Sure, but thats got nothing to do with Solar I hear you say.
Well, yes it does. Again, *reduce your footprint* first.

Second steps

Install some PV!

180k will get the average house with 20kw daily usage offgrid including batteries in todays money.
(Say about 5kw panels on the roof, and 30kw of battery, plus a 3kw backup generator to cater for repeated winter outages past 2 days of no sun, and all inverters etc for a single phase household)

Some Math / Justification on that
20KW daily usage = 830W/hr on average.
5KW panels will generate over 15KW in winter, and well over 30KW in summer daily, so deficit is 5KW/day or zero in summer.

Assuming 5KW / day worst case scenario deficit
You need roughly 3 x (3 days of battery) x 2 (50% discharge) for usage.
– Batteries shouldn’t be drained past 50%, so halve the rated value.
– Cater for 3 days of worst case scenario of no sun.
– Add a generator for generation for worst case scenario getting worse, and batteries go below that point of discharge.

With that in mind, deficit is 5KW odd in winter, so 3 x 5 = 15KW for 3 days of discharge (say 3 days of cloudy weather) x 2 (can’t discharge lead acid/agm/crystal batteries more than 50%) = roughly 30KW required in batteries.
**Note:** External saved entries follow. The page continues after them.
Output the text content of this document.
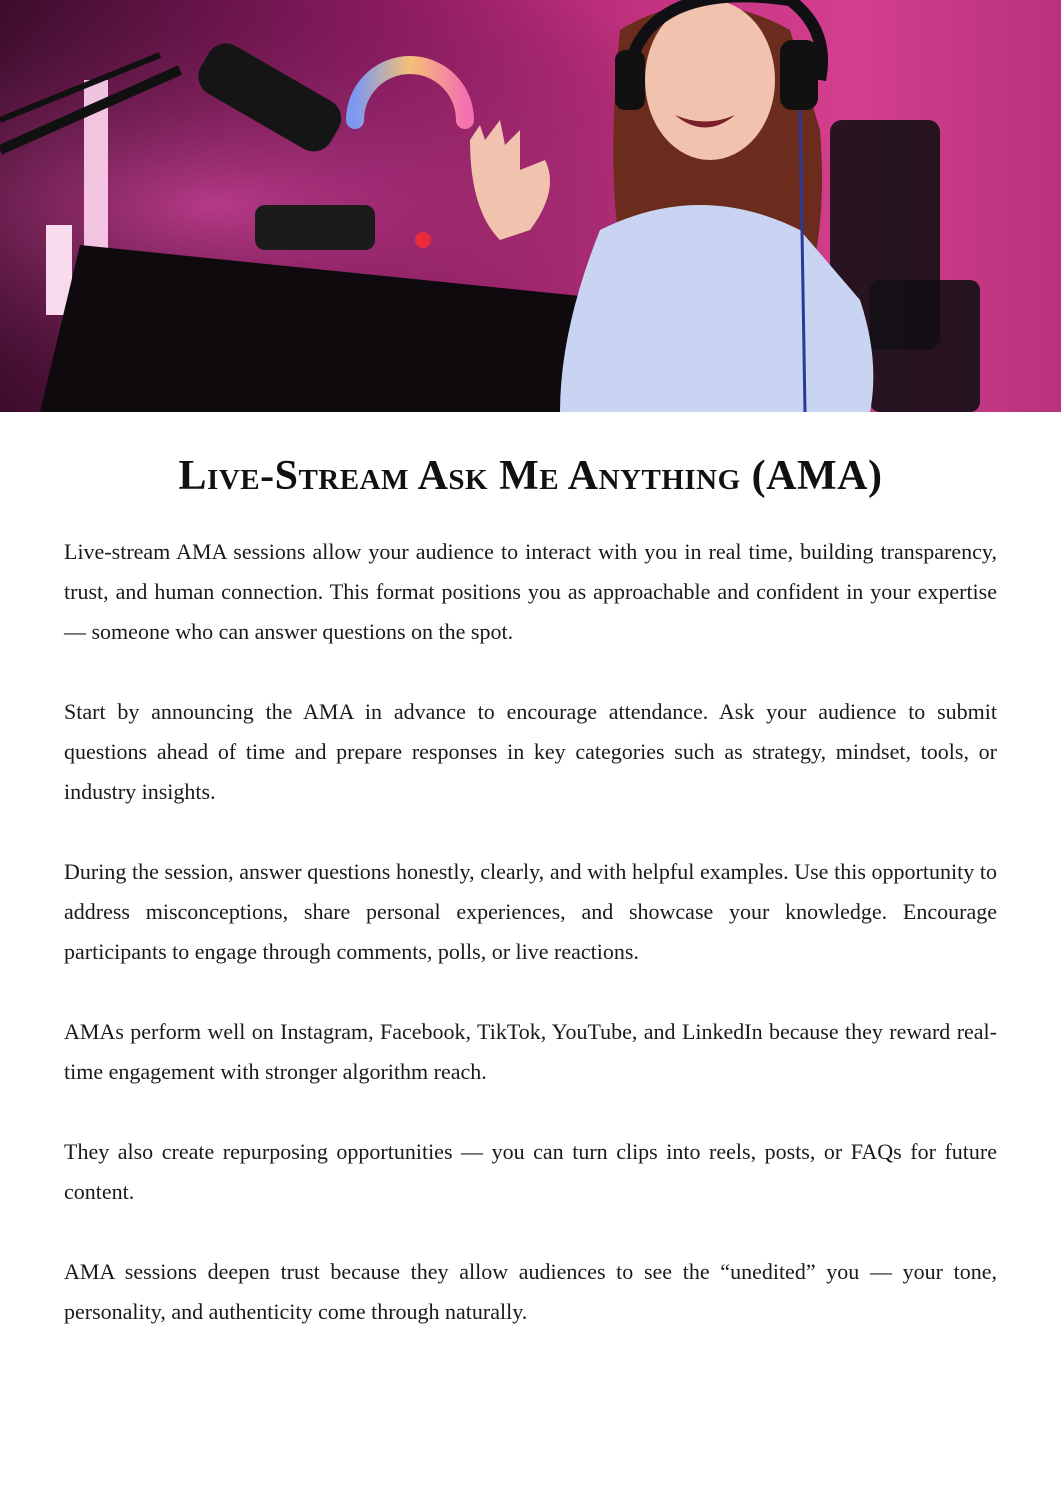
Live-Stream Ask Me Anything (AMA)

Live-stream AMA sessions allow your audience to interact with you in real time, building transparency, trust, and human connection. This format positions you as approachable and confident in your expertise — someone who can answer questions on the spot.

Start by announcing the AMA in advance to encourage attendance. Ask your audience to submit questions ahead of time and prepare responses in key categories such as strategy, mindset, tools, or industry insights.

During the session, answer questions honestly, clearly, and with helpful examples. Use this opportunity to address misconceptions, share personal experiences, and showcase your knowledge. Encourage participants to engage through comments, polls, or live reactions.

AMAs perform well on Instagram, Facebook, TikTok, YouTube, and LinkedIn because they reward real-time engagement with stronger algorithm reach.

They also create repurposing opportunities — you can turn clips into reels, posts, or FAQs for future content.

AMA sessions deepen trust because they allow audiences to see the “unedited” you — your tone, personality, and authenticity come through naturally.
28.8KW of battery can be had for a little over R1/Whr eg / 20x12v@120Ah= 28800W which can be run in 24V or 48V easily (battery inverters usually run in 24v or 48v sizing)
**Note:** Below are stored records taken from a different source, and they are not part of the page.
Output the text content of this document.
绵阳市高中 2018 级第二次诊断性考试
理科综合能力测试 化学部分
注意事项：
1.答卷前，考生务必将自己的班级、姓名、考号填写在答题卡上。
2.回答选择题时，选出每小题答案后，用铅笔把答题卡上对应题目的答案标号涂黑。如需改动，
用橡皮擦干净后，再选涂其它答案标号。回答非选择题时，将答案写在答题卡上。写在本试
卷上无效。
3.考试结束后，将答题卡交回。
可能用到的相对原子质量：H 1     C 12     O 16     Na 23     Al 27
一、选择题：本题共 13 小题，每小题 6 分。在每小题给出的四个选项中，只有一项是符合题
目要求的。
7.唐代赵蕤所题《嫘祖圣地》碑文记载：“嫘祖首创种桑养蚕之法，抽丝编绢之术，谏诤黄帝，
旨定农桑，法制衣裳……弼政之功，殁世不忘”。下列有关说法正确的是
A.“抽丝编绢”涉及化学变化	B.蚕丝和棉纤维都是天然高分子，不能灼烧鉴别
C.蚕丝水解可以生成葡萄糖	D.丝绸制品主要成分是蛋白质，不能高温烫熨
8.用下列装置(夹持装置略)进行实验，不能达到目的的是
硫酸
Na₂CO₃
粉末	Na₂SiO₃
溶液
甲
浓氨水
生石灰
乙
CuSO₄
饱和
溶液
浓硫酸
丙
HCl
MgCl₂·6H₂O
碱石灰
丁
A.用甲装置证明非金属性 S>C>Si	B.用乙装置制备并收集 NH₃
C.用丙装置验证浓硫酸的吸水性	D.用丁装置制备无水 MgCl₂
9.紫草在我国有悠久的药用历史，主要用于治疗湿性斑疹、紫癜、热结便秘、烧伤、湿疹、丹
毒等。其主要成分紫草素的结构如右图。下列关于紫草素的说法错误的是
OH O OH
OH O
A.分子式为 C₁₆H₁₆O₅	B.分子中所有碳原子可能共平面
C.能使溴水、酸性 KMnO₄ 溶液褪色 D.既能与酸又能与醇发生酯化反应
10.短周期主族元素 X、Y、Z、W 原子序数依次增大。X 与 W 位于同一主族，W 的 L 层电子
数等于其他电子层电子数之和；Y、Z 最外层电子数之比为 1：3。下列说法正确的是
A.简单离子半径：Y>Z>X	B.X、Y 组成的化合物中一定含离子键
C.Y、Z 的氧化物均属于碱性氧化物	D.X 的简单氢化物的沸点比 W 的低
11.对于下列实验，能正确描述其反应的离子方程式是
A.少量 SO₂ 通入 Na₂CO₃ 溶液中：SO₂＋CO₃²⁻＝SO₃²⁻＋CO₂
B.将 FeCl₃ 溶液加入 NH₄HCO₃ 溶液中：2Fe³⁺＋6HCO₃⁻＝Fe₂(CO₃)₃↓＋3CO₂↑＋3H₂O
12v@120Ah Gel Lead Acid is currently R1500 at retail, or less, which = R30,000 for 28.8KW per 5 years usage worse case.
The good news is that battery prices are headed down, not up.
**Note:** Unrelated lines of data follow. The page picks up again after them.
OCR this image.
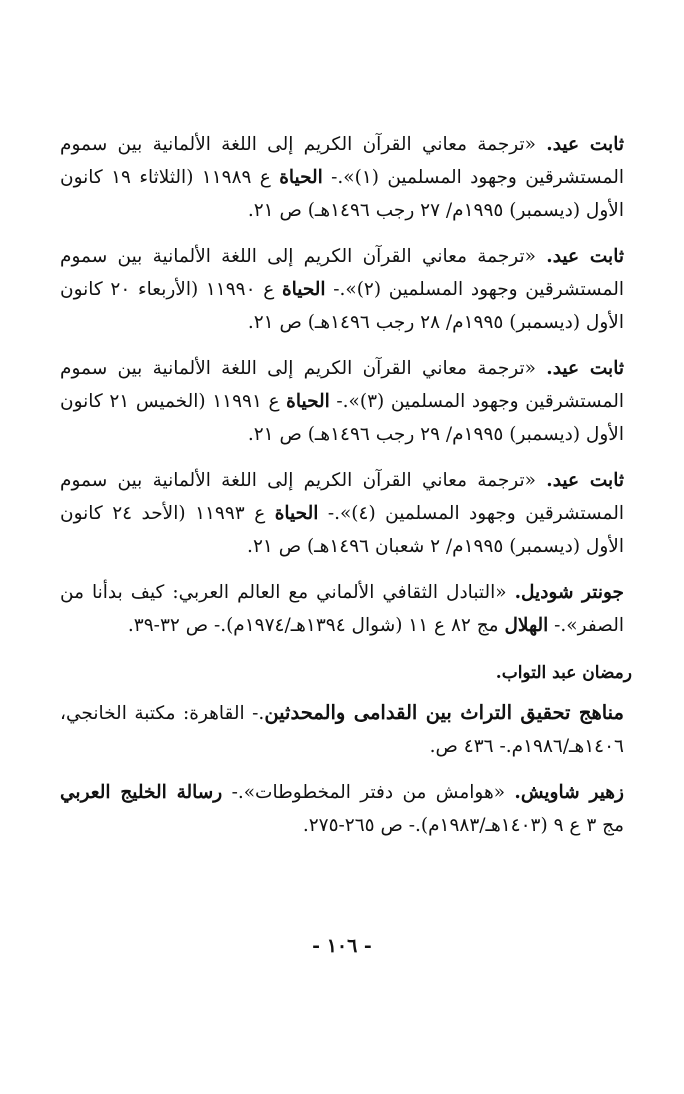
ثابت عيد. «ترجمة معاني القرآن الكريم إلى اللغة الألمانية بين سموم المستشرقين وجهود المسلمين (١)».- الحياة ع ١١٩٨٩ (الثلاثاء ١٩ كانون الأول (ديسمبر) ١٩٩٥م/ ٢٧ رجب ١٤٩٦هـ) ص ٢١.

ثابت عيد. «ترجمة معاني القرآن الكريم إلى اللغة الألمانية بين سموم المستشرقين وجهود المسلمين (٢)».- الحياة ع ١١٩٩٠ (الأربعاء ٢٠ كانون الأول (ديسمبر) ١٩٩٥م/ ٢٨ رجب ١٤٩٦هـ) ص ٢١.

ثابت عيد. «ترجمة معاني القرآن الكريم إلى اللغة الألمانية بين سموم المستشرقين وجهود المسلمين (٣)».- الحياة ع ١١٩٩١ (الخميس ٢١ كانون الأول (ديسمبر) ١٩٩٥م/ ٢٩ رجب ١٤٩٦هـ) ص ٢١.

ثابت عيد. «ترجمة معاني القرآن الكريم إلى اللغة الألمانية بين سموم المستشرقين وجهود المسلمين (٤)».- الحياة ع ١١٩٩٣ (الأحد ٢٤ كانون الأول (ديسمبر) ١٩٩٥م/ ٢ شعبان ١٤٩٦هـ) ص ٢١.

جونتر شوديل. «التبادل الثقافي الألماني مع العالم العربي: كيف بدأنا من الصفر».- الهلال مج ٨٢ ع ١١ (شوال ١٣٩٤هـ/١٩٧٤م).- ص ٣٢-٣٩.

رمضان عبد التواب.

مناهج تحقيق التراث بين القدامى والمحدثين.- القاهرة: مكتبة الخانجي، ١٤٠٦هـ/١٩٨٦م.- ٤٣٦ ص.

زهير شاويش. «هوامش من دفتر المخطوطات».- رسالة الخليج العربي مج ٣ ع ٩ (١٤٠٣هـ/١٩٨٣م).- ص ٢٦٥-٢٧٥.

- ١٠٦ -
5KW of panels looks like 18 panels * 300W
300W panels are in the R11/w range retail, so roughly R60,000

Panels + Batteries = R90,000

MPPT PV Inverter should be about R20,000 (or less)
Mounting + 3KW Generator say R10,000
DC -> AC Battery inverter about R20,000 (or less), oversized so that the system is scalable if necessary.

Total so far – R140,000
Add installation, say another R10,000 (1-2 days of work) and replacement batteries in 5 years, and you’re looking at closer to R180,000 for an offgrid system over a 10 year lifespan.

If you start looking at that over 10 year terms, that’s a lot more affordable, even if you cater in replacing batteries every 5 years.

Our monthly bill is only R1000 a month though at 600KW usage / month. (Usage of R936 + other costs), and R180,000 is closer to R1500 a month. There’s a big discrepancy.

R1000 a month for 600KW x 12 = R12,000
R12,000 x 10 = R 120,000.

Our costs are closer to R180,000.

Sure. It doesn’t make sense. Its 50% more expensive!
However, that’s at todays pricing.

Nersa has granted Eskom a 15%+ increase (and Eskom is asking for more now, as the situation is dire).
15% increase on Eskom pricing means that Year 2 monthly rates are now R1150 for our 20KW/day usage.
The municipality is likely going to add a few % on top of that also, as they’ve asked for 7% also (also to be confirmed).

So year one is R12,000/ R1000 monthly
Year two is R13,800 / R1150 monthly (15% increase, which is looking lower than the actual increase will be).
Year three is R15,180 (assuming a meagre 10% increase on year 2), and so on..

Guess what just happened – our costs have (not so magically) equalised with our investment, and fairly quickly at that. Without guessing whats going to happen for year four to year ten, its already looking like a smart decision to have gone solar. We also have a nice equity in a system that has increased our house value, AND we have a system thats more reliable than Eskom is.

I know we’re happy paying a premium for the first year or two just to have electricity 24/7.

Essentially, if you have a R1500 bill a month in electricity now, and you have the capital, and roof space for it, its roughly time to start looking at going completely offgrid, as it will payoff by the 10 year mark.

I’m happy paying that premium to have reliable electricity in house right now, and I’ll guarantee you that the costs will be cheaper for self generation based than you are billed for electricity within 5 years.

Footnote –
You’ll note that I haven’t looked at feeding back to the grid in the above scenario.

Why?

It doesn’t make financial sense (at least for Cape Town). I’ll leave it up to the reader to discover why, and do the math (or look at the comments on previous articles where someone did the math!).